Die Frau am Schreibtisch ist die Besitzerin eines kleinen Ladens, der sich nicht einreiht in die Kette durchgestylter Geschäfte in Nachbarschaft. „Book Shop, Library, Club“ steht über der roten Ladentür zwischen den schwarz-weiß karierten Kacheln an der Hauswand, mit denen das einstige Taxiunternehmen aus der Riemannstraße das schnelle Erreichen der Zielflagge suggerieren wollte. Dass hier alles anders ist, verrät schon der geheimnisvolle Name des kleinen Ladens: Another Country.

Auch die Frau hinter dem Schreibtisch trägt einen geheimnisvollen Namen: Sophia Raphaeline. Der Name könnte aus einem Märchen, einem Roman stammen, einem jener vielen Bücher, einem der schon vergilbten Paperbacks, der in Leder gebundenen antiquarischen Ausgaben alter Klassiker oder einem dieser alten Science-Fiction Heftchen mit den Eselsohren, die sich in der zwei Zimmer umfassenden Bücherwelt bis unter die himmelblaue Stuckdecke stapeln, und die alle eines verbindet: Sie sind in alle in englischer Sprache verfasst.
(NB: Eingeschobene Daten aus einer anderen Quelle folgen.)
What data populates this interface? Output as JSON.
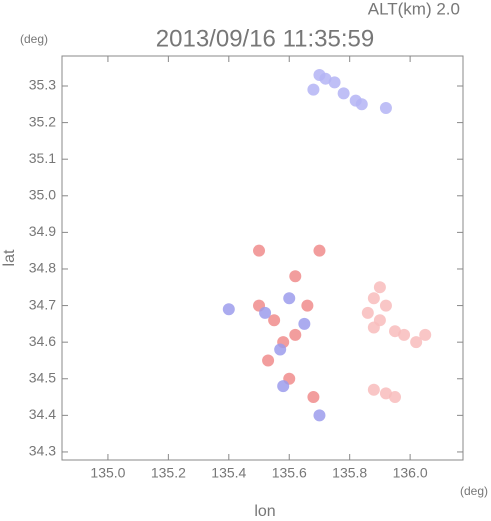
{
  "chart_data": {
    "type": "scatter",
    "title": "2013/09/16 11:35:59",
    "subtitle": "ALT(km) 2.0",
    "y_unit": "(deg)",
    "x_unit": "(deg)",
    "x_label": "lon",
    "y_label": "lat",
    "xlim": [
      134.848,
      136.175
    ],
    "ylim": [
      34.278,
      35.382
    ],
    "xticks": [
      {
        "value": 135,
        "label": "135.0"
      },
      135.2,
      135.4,
      135.6,
      135.8,
      {
        "value": 136,
        "label": "136.0"
      }
    ],
    "yticks": [
      34.3,
      34.4,
      34.5,
      34.6,
      34.7,
      34.8,
      34.9,
      {
        "value": 35,
        "label": "35.0"
      },
      35.1,
      35.2,
      35.3
    ],
    "series": [
      {
        "color": "#b4b4f4",
        "x": [
          135.7,
          135.72,
          135.75,
          135.68,
          135.78,
          135.82,
          135.84,
          135.92
        ],
        "values": [
          35.33,
          35.32,
          35.31,
          35.29,
          35.28,
          35.26,
          35.25,
          35.24
        ]
      },
      {
        "color": "#f8bcbc",
        "x": [
          135.86,
          135.88,
          135.9,
          135.92,
          135.95,
          135.98,
          136.02,
          136.05,
          135.9,
          135.88,
          135.88,
          135.92,
          135.95
        ],
        "values": [
          34.68,
          34.72,
          34.66,
          34.7,
          34.63,
          34.62,
          34.6,
          34.62,
          34.75,
          34.64,
          34.47,
          34.46,
          34.45
        ]
      },
      {
        "color": "#f08c8c",
        "x": [
          135.5,
          135.55,
          135.58,
          135.53,
          135.62,
          135.66,
          135.6,
          135.68,
          135.62,
          135.5,
          135.7
        ],
        "values": [
          34.7,
          34.66,
          34.6,
          34.55,
          34.62,
          34.7,
          34.5,
          34.45,
          34.78,
          34.85,
          34.85
        ]
      },
      {
        "color": "#9c9cec",
        "x": [
          135.52,
          135.57,
          135.6,
          135.65,
          135.58,
          135.7,
          135.4
        ],
        "values": [
          34.68,
          34.58,
          34.72,
          34.65,
          34.48,
          34.4,
          34.69
        ]
      }
    ]
  }
}
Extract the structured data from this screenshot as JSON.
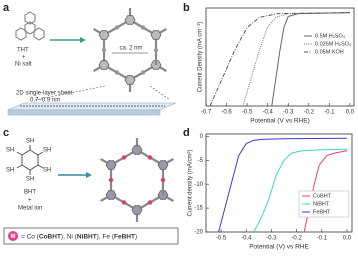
{
  "panels": {
    "a": {
      "label": "a",
      "precursor": "THT",
      "plus": "+",
      "metal": "Ni salt",
      "pore_size": "ca. 2 nm",
      "sheet": "2D single-layer sheet",
      "thickness": "0.7~0.9 nm"
    },
    "b": {
      "label": "b"
    },
    "c": {
      "label": "c",
      "precursor": "BHT",
      "thiol": "SH",
      "plus": "+",
      "metal": "Metal ion",
      "metal_symbol": "M",
      "metal_legend": [
        "= Co (",
        "CoBHT",
        "), Ni (",
        "NiBHT",
        "), Fe (",
        "FeBHT",
        ")"
      ]
    },
    "d": {
      "label": "d"
    }
  },
  "chart_data": [
    {
      "type": "line",
      "x_label": "Potential (V vs RHE)",
      "y_label": "Current Density (mA cm⁻²)",
      "xlim": [
        -0.7,
        0.02
      ],
      "xticks": [
        -0.7,
        -0.6,
        -0.5,
        -0.4,
        -0.3,
        -0.2,
        -0.1,
        {
          "value": 0,
          "label": "0.0"
        }
      ],
      "ylim": [
        -10,
        0.5
      ],
      "legend": "upper right",
      "series": [
        {
          "name": "0.5M H₂SO₄",
          "color": "#666666",
          "style": "solid",
          "x": [
            -0.38,
            -0.36,
            -0.34,
            -0.32,
            -0.3,
            -0.25,
            0.0
          ],
          "values": [
            -10,
            -7,
            -4,
            -1.5,
            -0.4,
            -0.1,
            0
          ]
        },
        {
          "name": "0.025M H₂SO₄",
          "color": "#777777",
          "style": "dotted",
          "x": [
            -0.52,
            -0.48,
            -0.44,
            -0.4,
            -0.36,
            -0.3,
            0.0
          ],
          "values": [
            -10,
            -7,
            -4,
            -1.5,
            -0.5,
            -0.1,
            0
          ]
        },
        {
          "name": "0.05M KOH",
          "color": "#555555",
          "style": "dashdot",
          "x": [
            -0.68,
            -0.62,
            -0.56,
            -0.5,
            -0.44,
            -0.35,
            0.0
          ],
          "values": [
            -10,
            -7,
            -4,
            -1.6,
            -0.5,
            -0.1,
            0
          ]
        }
      ]
    },
    {
      "type": "line",
      "x_label": "Potential (V) vs RHE",
      "y_label": "Current density (mA/cm²)",
      "xlim": [
        -0.56,
        0.02
      ],
      "xticks": [
        -0.5,
        -0.4,
        -0.3,
        -0.2,
        -0.1,
        {
          "value": 0,
          "label": "0.0"
        }
      ],
      "ylim": [
        -20,
        0.5
      ],
      "yticks": [
        0,
        -5,
        -10,
        -15,
        -20
      ],
      "legend": "lower right",
      "series": [
        {
          "name": "CoBHT",
          "color": "#e8407a",
          "style": "solid",
          "x": [
            -0.17,
            -0.15,
            -0.13,
            -0.11,
            -0.08,
            -0.05,
            0.0
          ],
          "values": [
            -20,
            -15,
            -10,
            -6,
            -4,
            -3.5,
            -3
          ]
        },
        {
          "name": "NiBHT",
          "color": "#3dd8c8",
          "style": "solid",
          "x": [
            -0.37,
            -0.34,
            -0.31,
            -0.28,
            -0.25,
            -0.22,
            -0.18,
            -0.1,
            0.0
          ],
          "values": [
            -20,
            -17,
            -13,
            -8,
            -5,
            -3.5,
            -3,
            -2.8,
            -2.7
          ]
        },
        {
          "name": "FeBHT",
          "color": "#3a3ad8",
          "style": "solid",
          "x": [
            -0.51,
            -0.49,
            -0.47,
            -0.45,
            -0.43,
            -0.4,
            -0.37,
            -0.33,
            -0.25,
            0.0
          ],
          "values": [
            -20,
            -16,
            -12,
            -8,
            -4,
            -1.5,
            -0.8,
            -0.6,
            -0.5,
            -0.4
          ]
        }
      ]
    }
  ]
}
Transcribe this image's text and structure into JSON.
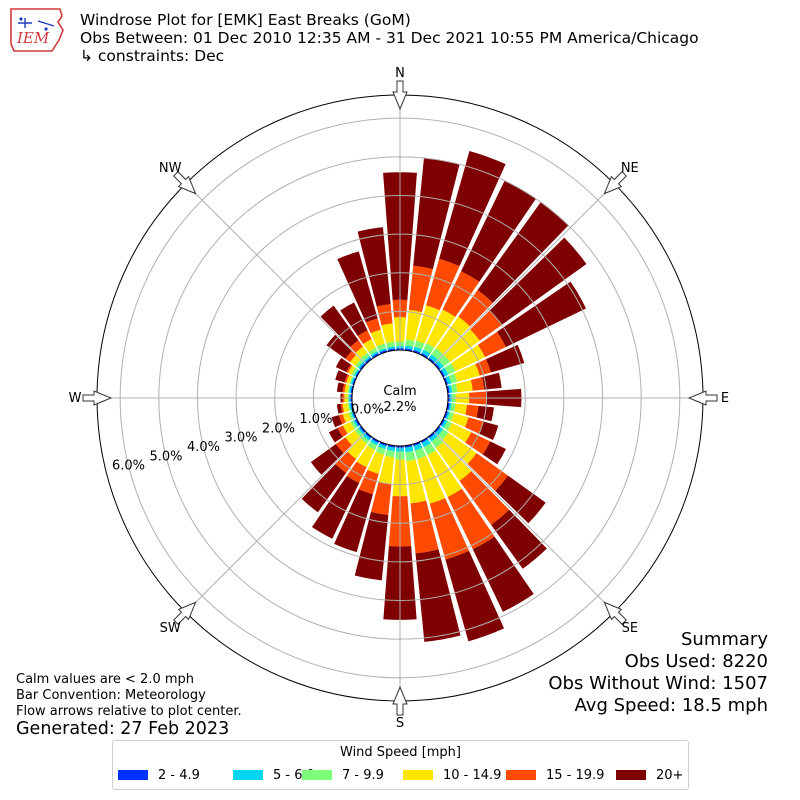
{
  "header": {
    "title": "Windrose Plot for [EMK] East Breaks (GoM)",
    "obs_between": "Obs Between: 01 Dec 2010 12:35 AM - 31 Dec 2021 10:55 PM America/Chicago",
    "constraints": "↳ constraints: Dec",
    "logo_text": "IEM"
  },
  "notes": {
    "calm": "Calm values are < 2.0 mph",
    "bar_convention": "Bar Convention: Meteorology",
    "flow_arrows": "Flow arrows relative to plot center.",
    "generated": "Generated: 27 Feb 2023"
  },
  "summary": {
    "heading": "Summary",
    "obs_used": "Obs Used: 8220",
    "obs_without_wind": "Obs Without Wind: 1507",
    "avg_speed": "Avg Speed: 18.5 mph"
  },
  "legend": {
    "title": "Wind Speed [mph]"
  },
  "chart_data": {
    "type": "windrose",
    "calm_label": "Calm",
    "calm_value": "2.2%",
    "radial_ticks": [
      "0.0%",
      "1.0%",
      "2.0%",
      "3.0%",
      "4.0%",
      "5.0%",
      "6.0%"
    ],
    "radial_max": 6.6,
    "compass_labels": [
      {
        "label": "N",
        "angle": 0
      },
      {
        "label": "NE",
        "angle": 45
      },
      {
        "label": "E",
        "angle": 90
      },
      {
        "label": "SE",
        "angle": 135
      },
      {
        "label": "S",
        "angle": 180
      },
      {
        "label": "SW",
        "angle": 225
      },
      {
        "label": "W",
        "angle": 270
      },
      {
        "label": "NW",
        "angle": 315
      }
    ],
    "bins": [
      {
        "label": "2 - 4.9",
        "color": "#0033ff"
      },
      {
        "label": "5 - 6.9",
        "color": "#00d5f0"
      },
      {
        "label": "7 - 9.9",
        "color": "#7dff7a"
      },
      {
        "label": "10 - 14.9",
        "color": "#ffe600"
      },
      {
        "label": "15 - 19.9",
        "color": "#ff4a00"
      },
      {
        "label": "20+",
        "color": "#7f0000"
      }
    ],
    "directions": [
      {
        "deg": 0,
        "cumulative": [
          0.05,
          0.1,
          0.22,
          0.85,
          1.3,
          4.6
        ]
      },
      {
        "deg": 10,
        "cumulative": [
          0.05,
          0.12,
          0.28,
          1.05,
          2.2,
          5.0
        ]
      },
      {
        "deg": 20,
        "cumulative": [
          0.05,
          0.14,
          0.3,
          1.25,
          2.5,
          5.4
        ]
      },
      {
        "deg": 30,
        "cumulative": [
          0.05,
          0.15,
          0.33,
          1.3,
          2.4,
          5.0
        ]
      },
      {
        "deg": 40,
        "cumulative": [
          0.05,
          0.15,
          0.35,
          1.35,
          2.2,
          5.0
        ]
      },
      {
        "deg": 50,
        "cumulative": [
          0.05,
          0.15,
          0.35,
          1.3,
          2.0,
          4.7
        ]
      },
      {
        "deg": 60,
        "cumulative": [
          0.05,
          0.15,
          0.35,
          1.2,
          1.8,
          4.1
        ]
      },
      {
        "deg": 70,
        "cumulative": [
          0.05,
          0.14,
          0.3,
          0.9,
          1.2,
          2.1
        ]
      },
      {
        "deg": 80,
        "cumulative": [
          0.05,
          0.12,
          0.25,
          0.65,
          0.95,
          1.4
        ]
      },
      {
        "deg": 90,
        "cumulative": [
          0.05,
          0.1,
          0.2,
          0.55,
          1.0,
          1.9
        ]
      },
      {
        "deg": 100,
        "cumulative": [
          0.05,
          0.1,
          0.2,
          0.5,
          0.8,
          1.2
        ]
      },
      {
        "deg": 110,
        "cumulative": [
          0.05,
          0.1,
          0.2,
          0.6,
          1.0,
          1.4
        ]
      },
      {
        "deg": 120,
        "cumulative": [
          0.05,
          0.12,
          0.25,
          0.8,
          1.35,
          1.8
        ]
      },
      {
        "deg": 130,
        "cumulative": [
          0.05,
          0.14,
          0.3,
          1.2,
          2.2,
          3.4
        ]
      },
      {
        "deg": 140,
        "cumulative": [
          0.05,
          0.15,
          0.35,
          1.4,
          2.8,
          4.2
        ]
      },
      {
        "deg": 150,
        "cumulative": [
          0.05,
          0.17,
          0.4,
          1.6,
          3.1,
          4.9
        ]
      },
      {
        "deg": 160,
        "cumulative": [
          0.05,
          0.17,
          0.4,
          1.6,
          3.1,
          5.3
        ]
      },
      {
        "deg": 170,
        "cumulative": [
          0.05,
          0.17,
          0.4,
          1.5,
          2.8,
          5.1
        ]
      },
      {
        "deg": 180,
        "cumulative": [
          0.05,
          0.15,
          0.35,
          1.3,
          2.6,
          4.5
        ]
      },
      {
        "deg": 190,
        "cumulative": [
          0.05,
          0.14,
          0.3,
          1.0,
          1.8,
          3.5
        ]
      },
      {
        "deg": 200,
        "cumulative": [
          0.05,
          0.13,
          0.28,
          0.8,
          1.35,
          2.9
        ]
      },
      {
        "deg": 210,
        "cumulative": [
          0.05,
          0.12,
          0.25,
          0.75,
          1.2,
          2.8
        ]
      },
      {
        "deg": 220,
        "cumulative": [
          0.05,
          0.12,
          0.22,
          0.7,
          1.15,
          2.4
        ]
      },
      {
        "deg": 230,
        "cumulative": [
          0.05,
          0.1,
          0.2,
          0.5,
          0.8,
          1.6
        ]
      },
      {
        "deg": 240,
        "cumulative": [
          0.05,
          0.1,
          0.18,
          0.4,
          0.55,
          0.8
        ]
      },
      {
        "deg": 250,
        "cumulative": [
          0.04,
          0.08,
          0.15,
          0.3,
          0.4,
          0.6
        ]
      },
      {
        "deg": 260,
        "cumulative": [
          0.04,
          0.08,
          0.12,
          0.25,
          0.3,
          0.4
        ]
      },
      {
        "deg": 270,
        "cumulative": [
          0.04,
          0.08,
          0.12,
          0.2,
          0.25,
          0.3
        ]
      },
      {
        "deg": 280,
        "cumulative": [
          0.04,
          0.08,
          0.12,
          0.2,
          0.25,
          0.4
        ]
      },
      {
        "deg": 290,
        "cumulative": [
          0.04,
          0.08,
          0.12,
          0.2,
          0.25,
          0.5
        ]
      },
      {
        "deg": 300,
        "cumulative": [
          0.04,
          0.08,
          0.15,
          0.25,
          0.3,
          0.6
        ]
      },
      {
        "deg": 310,
        "cumulative": [
          0.05,
          0.1,
          0.18,
          0.35,
          0.5,
          1.1
        ]
      },
      {
        "deg": 320,
        "cumulative": [
          0.05,
          0.1,
          0.2,
          0.4,
          0.6,
          1.7
        ]
      },
      {
        "deg": 330,
        "cumulative": [
          0.05,
          0.1,
          0.2,
          0.45,
          0.7,
          1.5
        ]
      },
      {
        "deg": 340,
        "cumulative": [
          0.05,
          0.1,
          0.22,
          0.6,
          0.9,
          2.7
        ]
      },
      {
        "deg": 350,
        "cumulative": [
          0.05,
          0.1,
          0.22,
          0.7,
          1.2,
          3.2
        ]
      }
    ]
  }
}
Im „anderen Land“ weht den Besuchern der Odem einer fremden Welt entgegen. Einer Welt aus alten Teppichen, verstaubten Sesseln und dunklen Tischen, aus muffig riechenden, abgegriffenen Büchern und zwei hölzernen Karyatiden, die keine Simse und Balkone, sondern kleine Bücherstapel tragen. Im „anderen Land“ haben sich die Überbleibsel eines vergangenen Jahrhunderts versammelt, Reminiszenzen an die wilden Sechzigerjahre, in denen Sophia noch in London lebte und mit der Schere Artikel aus Zeitungen und Magazinen ausschnitt. Ihre prominenten Kunden aus dem Ober- oder dem Unterhaus hatten es satt, täglich die gesamte Presse zu durchstöbern, nur um zu erfahren, dass die Zeitungen alle das gleiche berichteten. Also sortierte sie all jene Artikel aus, in denen der Name Margaret Thatcher auftauchte, und klebte sie zur exlusiven Privatausgabe zusammen. Die Premierministerin war eine der prominentesten Kundinnen von Sophie.

Schon damals bestand die andere Welt der Sophie aus den Buchstaben. Am Abend kaufte sie die Spätausgaben der Tageszeitungen und verbrachte die Nacht lesend unter der Schreibtischlampe, damit die Kundschaft morgens Sophies Pressespiegel zum Tee auf dem Tisch hatte. Es spielt nicht nur ein geheimnisvolles, sondern auch ein wissendes Lächeln um Sophies Mundwinkel, wenn sie sagt: „Ich gehörte damals zu den am besten informierten Leuten in London.“

Dass Sophie Raphaeline in die Welt der Buchstaben eintauchte, war kein Zufall. Ihre Mutter war Lehrerin und wollte an die Universität, nur der Ausbruch des Krieges verhinderte ihren Aufstieg. Nun sollte das Kind den Traum der Mutter verwirklichen, und schon im Alter von zehn las Sophie Shakespeare. Doch auf der Universität wurde ihr das verstaubte Englisch zum Gräuel. Sophie war auf der Suche nach der Wahrheit und wandte sich der Psychologie und Philosophie zu und wohnte in der King´s Road, dem Schlupfwinkel der Hippies. Natürlich ließ Sophie ihr Haar so lang wachsen wie Joan Baez. Noch heute trägt sie es so lang, und noch heute trägt sie bunte, weite Röcke und kleine Kettchen am Handgelenk. Noch heute treten Leute in den Laden mit dem modrigen, alten Geruch und dem wilden Durcheinander aus Büchern, Aschenbechern, Kerzenständern und einem ausgestopften Bussard und sagen: „Wow – das ist ja noch echt Kreuzberg.“

Kreuzberg ist kein Zufall gewesen. Es war klar, dass sie einmal von London nach Berlin, von der King´s Road in die Bergmannstraße ziehen würde. Ebenso konsequent ist die Tatsache, dass sich in ihrem
Foto: Dieter Peters
Leben und Laden bereits 20.000 Bücher angesammelt haben, und dass sie eines fernen Tages vielleicht tatsächlich „täglich zwei Zeitungen und zwei Bücher gelesen“ haben wird. Es passt zu der traditionsbewussten Engländerin, dass sie noch heute jeden Freitag fünfzehn oder zwanzig Freunde in ihrem geheimnisvollen Etablissement empfängt, die dann bis Mitternacht oder bis „vier oder fünf Uhr morgens“ philosophieren und diskutieren und dabei etwa mit Aprikosen gefüllte Lammschultern verspeisen.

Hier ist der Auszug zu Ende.